Valuations and expected returns
Coming to the most important part, valuations, that I consider to be my only parameter and hedge. I’ll value Luckin using a price to sales multiple because they might artificially keep their profits low in the medium term until it can properly expand in China and internationally and until competition pressures from Cotti Coffee subside. The Chinese coffee market is expected to grow by a CAGR of roughly 11% according to World Coffee portal and while Luckin is likely to grow revenues by around 35% in 2024 I’ll be more conservative in my estimates. I have come up with three scenarios:-
Bear Case: Significant slowdown from current growth rate; sales growth rate assumed only at 15% for five years while the entire market itself is growing at 11% CAGR. Valued at 2x times sales, the future market cap comes to $14 billion giving us a CAGR return of 14%.
Base Case: Moderation in growth rate again; sales growth rate assumed at 20% for the next 5 years and a price to sales multiple of 2 times gives us a future market cap of 19 billion dollars and expected CAGR return of 20.54%.

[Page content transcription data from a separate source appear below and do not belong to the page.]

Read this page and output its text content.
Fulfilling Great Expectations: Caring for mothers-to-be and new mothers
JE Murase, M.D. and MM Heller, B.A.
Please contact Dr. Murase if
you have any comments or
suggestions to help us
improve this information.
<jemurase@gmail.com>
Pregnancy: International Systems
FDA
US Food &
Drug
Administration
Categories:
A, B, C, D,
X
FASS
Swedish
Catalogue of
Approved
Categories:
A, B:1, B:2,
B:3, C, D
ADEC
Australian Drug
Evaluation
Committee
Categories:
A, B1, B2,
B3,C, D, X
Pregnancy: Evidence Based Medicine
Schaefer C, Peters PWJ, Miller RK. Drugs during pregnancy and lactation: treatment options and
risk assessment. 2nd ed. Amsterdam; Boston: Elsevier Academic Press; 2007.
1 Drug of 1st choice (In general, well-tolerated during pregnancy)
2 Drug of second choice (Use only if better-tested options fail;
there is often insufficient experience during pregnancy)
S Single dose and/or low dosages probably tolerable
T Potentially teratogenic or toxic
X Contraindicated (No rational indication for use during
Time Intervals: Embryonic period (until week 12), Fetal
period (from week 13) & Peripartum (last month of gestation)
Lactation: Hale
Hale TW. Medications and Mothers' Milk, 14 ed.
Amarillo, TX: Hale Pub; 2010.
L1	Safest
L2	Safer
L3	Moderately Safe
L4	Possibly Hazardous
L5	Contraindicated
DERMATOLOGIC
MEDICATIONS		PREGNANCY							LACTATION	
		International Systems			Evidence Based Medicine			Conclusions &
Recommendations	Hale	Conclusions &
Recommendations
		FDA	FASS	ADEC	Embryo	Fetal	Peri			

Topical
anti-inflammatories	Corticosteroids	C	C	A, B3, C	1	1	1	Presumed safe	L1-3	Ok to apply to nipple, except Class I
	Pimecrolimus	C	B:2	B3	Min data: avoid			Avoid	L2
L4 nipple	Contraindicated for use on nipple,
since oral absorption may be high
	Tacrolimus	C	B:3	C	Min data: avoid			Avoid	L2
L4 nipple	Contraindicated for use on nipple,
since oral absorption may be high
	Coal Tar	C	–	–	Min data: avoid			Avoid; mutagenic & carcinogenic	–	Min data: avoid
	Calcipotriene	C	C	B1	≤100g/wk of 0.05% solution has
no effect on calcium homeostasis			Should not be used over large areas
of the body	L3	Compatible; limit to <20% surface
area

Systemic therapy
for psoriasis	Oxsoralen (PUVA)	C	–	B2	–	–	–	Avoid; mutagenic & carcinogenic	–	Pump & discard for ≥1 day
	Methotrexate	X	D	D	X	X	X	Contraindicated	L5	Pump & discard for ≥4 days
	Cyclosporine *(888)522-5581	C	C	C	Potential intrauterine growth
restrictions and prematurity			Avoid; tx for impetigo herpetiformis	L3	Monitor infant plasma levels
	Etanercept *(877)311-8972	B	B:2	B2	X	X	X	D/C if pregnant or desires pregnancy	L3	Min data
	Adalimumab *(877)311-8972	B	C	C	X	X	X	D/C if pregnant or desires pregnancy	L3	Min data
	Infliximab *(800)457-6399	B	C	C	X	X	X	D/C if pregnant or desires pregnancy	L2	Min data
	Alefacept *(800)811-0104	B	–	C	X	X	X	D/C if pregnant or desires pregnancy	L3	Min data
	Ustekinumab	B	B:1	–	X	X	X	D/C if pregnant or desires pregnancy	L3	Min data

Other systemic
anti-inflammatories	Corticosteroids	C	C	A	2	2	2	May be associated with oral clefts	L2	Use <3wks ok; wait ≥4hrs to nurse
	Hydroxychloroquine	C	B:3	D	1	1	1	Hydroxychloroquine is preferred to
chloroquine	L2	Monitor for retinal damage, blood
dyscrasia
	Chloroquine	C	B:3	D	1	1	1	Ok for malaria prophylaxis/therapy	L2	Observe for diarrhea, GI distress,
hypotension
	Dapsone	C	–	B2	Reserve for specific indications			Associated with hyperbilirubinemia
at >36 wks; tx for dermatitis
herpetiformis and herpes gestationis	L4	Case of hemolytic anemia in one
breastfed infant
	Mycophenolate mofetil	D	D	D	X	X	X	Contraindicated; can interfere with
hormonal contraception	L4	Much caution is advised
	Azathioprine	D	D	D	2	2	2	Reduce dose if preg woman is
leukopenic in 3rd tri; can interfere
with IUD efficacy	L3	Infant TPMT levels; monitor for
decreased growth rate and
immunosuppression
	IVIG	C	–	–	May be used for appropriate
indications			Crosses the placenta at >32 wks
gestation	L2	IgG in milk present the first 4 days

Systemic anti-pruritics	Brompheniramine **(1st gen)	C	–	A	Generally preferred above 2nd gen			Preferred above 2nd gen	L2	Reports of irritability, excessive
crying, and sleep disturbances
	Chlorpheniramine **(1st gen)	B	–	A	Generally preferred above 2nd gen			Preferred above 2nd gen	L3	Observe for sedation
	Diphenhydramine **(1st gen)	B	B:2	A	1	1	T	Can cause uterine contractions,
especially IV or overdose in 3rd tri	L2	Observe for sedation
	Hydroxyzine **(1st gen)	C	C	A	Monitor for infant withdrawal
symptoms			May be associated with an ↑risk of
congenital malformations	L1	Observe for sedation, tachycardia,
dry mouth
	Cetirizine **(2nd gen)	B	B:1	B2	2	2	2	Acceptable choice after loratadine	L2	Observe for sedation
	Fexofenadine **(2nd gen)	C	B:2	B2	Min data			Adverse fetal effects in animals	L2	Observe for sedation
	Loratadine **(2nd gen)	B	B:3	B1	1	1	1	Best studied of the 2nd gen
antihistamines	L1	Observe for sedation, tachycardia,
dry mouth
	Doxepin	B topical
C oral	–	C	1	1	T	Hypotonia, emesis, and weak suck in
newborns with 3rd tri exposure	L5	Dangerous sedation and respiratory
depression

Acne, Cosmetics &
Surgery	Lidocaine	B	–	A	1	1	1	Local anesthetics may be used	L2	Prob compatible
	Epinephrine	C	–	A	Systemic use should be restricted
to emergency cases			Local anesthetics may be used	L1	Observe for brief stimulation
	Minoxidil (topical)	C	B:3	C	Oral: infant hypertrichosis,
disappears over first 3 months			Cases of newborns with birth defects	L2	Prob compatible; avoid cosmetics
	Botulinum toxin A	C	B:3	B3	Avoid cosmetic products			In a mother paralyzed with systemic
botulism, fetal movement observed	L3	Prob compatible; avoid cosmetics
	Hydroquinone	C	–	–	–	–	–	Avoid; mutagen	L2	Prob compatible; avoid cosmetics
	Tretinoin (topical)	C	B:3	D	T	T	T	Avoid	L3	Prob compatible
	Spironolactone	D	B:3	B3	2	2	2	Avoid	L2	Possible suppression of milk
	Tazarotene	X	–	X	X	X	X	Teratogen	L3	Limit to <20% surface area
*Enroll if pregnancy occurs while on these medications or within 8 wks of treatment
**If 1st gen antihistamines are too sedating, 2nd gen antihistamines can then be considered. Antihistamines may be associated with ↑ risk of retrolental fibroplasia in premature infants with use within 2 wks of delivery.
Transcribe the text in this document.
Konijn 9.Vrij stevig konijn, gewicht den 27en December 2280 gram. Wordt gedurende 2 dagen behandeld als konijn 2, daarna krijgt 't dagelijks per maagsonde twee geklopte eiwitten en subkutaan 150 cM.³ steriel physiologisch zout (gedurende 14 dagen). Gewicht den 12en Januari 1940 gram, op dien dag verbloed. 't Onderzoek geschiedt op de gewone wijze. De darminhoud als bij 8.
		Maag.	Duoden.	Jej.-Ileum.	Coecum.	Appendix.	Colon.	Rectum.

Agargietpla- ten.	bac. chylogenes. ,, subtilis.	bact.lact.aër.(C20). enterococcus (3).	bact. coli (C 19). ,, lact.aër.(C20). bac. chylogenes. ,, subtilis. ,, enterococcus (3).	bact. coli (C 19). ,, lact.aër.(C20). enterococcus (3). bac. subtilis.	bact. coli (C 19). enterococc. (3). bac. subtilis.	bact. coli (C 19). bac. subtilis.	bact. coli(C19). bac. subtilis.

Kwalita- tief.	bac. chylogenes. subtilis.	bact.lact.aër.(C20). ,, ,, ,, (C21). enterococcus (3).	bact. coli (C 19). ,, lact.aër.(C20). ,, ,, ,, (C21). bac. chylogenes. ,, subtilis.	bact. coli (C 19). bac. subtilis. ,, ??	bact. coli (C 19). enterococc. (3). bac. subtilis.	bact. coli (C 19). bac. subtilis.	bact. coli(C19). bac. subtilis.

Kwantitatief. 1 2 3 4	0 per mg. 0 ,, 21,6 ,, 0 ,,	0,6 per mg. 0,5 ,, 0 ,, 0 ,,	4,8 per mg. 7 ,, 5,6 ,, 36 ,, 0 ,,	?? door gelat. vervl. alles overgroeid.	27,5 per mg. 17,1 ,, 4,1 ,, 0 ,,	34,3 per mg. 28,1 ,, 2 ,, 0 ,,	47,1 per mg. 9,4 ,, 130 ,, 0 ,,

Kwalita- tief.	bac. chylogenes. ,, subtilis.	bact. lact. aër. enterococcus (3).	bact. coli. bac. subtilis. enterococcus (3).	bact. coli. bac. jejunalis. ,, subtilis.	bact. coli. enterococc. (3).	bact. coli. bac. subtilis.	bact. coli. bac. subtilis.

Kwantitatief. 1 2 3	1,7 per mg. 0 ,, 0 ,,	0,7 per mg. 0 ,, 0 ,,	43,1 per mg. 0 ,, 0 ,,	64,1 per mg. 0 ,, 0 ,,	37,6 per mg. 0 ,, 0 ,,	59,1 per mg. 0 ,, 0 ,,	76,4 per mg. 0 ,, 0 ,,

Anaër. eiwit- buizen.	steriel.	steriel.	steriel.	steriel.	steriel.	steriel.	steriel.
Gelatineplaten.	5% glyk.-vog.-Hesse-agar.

Bull Case: Assuming international expansion goes really well; sales growth rate assumed at 25% for the next 5 years and a price to sales multiple of 2 times gives a future expected market cap of 21.28 billion and an expected CAGR return of 24%.
I’ve assumed a price to sales multiple of 2x because that’s what growing restaurant businesses have been historically valued at in the US.
Conclusion
Thank you for your overwhelmingly positive feedback on my first two posts and to everyone who’s subscribed. I didn’t expect to get so many subscribers in just my first 5 days or so. I believe Luckin Coffee presents an overwhelmingly positive risk to reward scenario if you want exposure to what I believe is a high quality F&B business which in the future can become almost McDonald’s esque in regards to its international as well as domestic expansion. Stay tuned for part two of the series releasing very shortly.
Good work once again!
Is there potential to increase average transaction values and basket sizes in the future? If yes, how so?
In quick service, its important the business can bump up order sizes like Chipotle did while increasing average store revenues for the share price to truly compound.
Using this context, do you reckon Luckin can do the same?
Love the straightforward style and enthusiastic exposition.